Próbna wersja aplikacji Spotify na Androida zyskała kilka zmian względem oficjalnej, dostępnej w sklepie Google Play. Przede wszystkim przycisk menu wędruje do góry i zakotwicza się w prawym rogu, zastępując skrót do kolejki utworów. To jest jeszcze ok, ale patrzcie tutaj:

Przycisk odtwarzania losowego zostaje zastąpiony sercem, co nie ma większego sensu, zakładając, że użytkownik słucha czegoś z własnej playlisty. No, chyba, że ma ono sygnalizować, że aktualnie odtwarzany utwór pochodzi z biblioteki użytkownika.

Wspomniany przycisk losowości przesunięty zostaje w prawo, i spoczywa w miejscu, które dotąd należało do włączenia opcji zapętlania utworu lub playlisty.
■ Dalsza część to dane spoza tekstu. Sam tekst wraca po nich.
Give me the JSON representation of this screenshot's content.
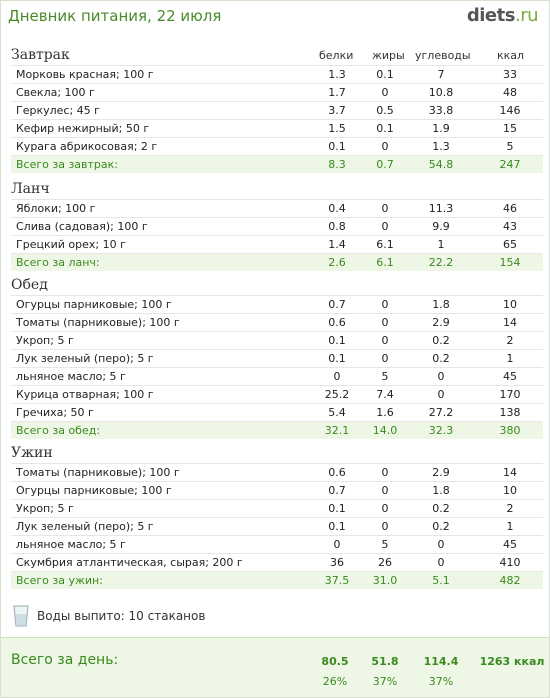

Oprócz tego funkcja „Dostępne urządzenia” zmieniła lokację na lewy dolny róg, dając miejsce opcjom udostępniania.

Ok, ale skoro na ekranie odtwarzania nie ma już skrótu do kolejki utworów ani opcji powtarzania, to gdzie ich szukać? Tu, pod rozwijanym menu:

Tak, te dwie dość ważne funkcje nie będą już tak łatwo dostępne. Oczywiście, że dodatkowe tapnięcie w ekran nikogo nie zabije, ale nie wydaje mi się, żeby była to najbardziej ergonomiczna zmiana.

Nowy interfejs nie jest dostępny dla wszystkich użytkowników Spotify na Androidzie ani nie pojawia się w formie aktualizacji aplikacji. Zmiany wymuszane są od strony serwera i trudno stwierdzić, co ma na to wpływ. Moje Spotify jest nietknięte.

Jest nadzieja, że Spotify nie zdecyduje się na wdrożenie tych zmian globalnie. Choć nie mogę powiedzieć, że osobiście korzystam z funkcji powtarzania utworu na tyle często, by narzekać na opisane zmiany, ale wydaje mi się, że nie zostałyby one przyjęte z otwartymi ramionami przez tych, dla których zapętlanie utworu to chleb powszedni.

Zobaczymy – na razie nic nie jest przesądzone.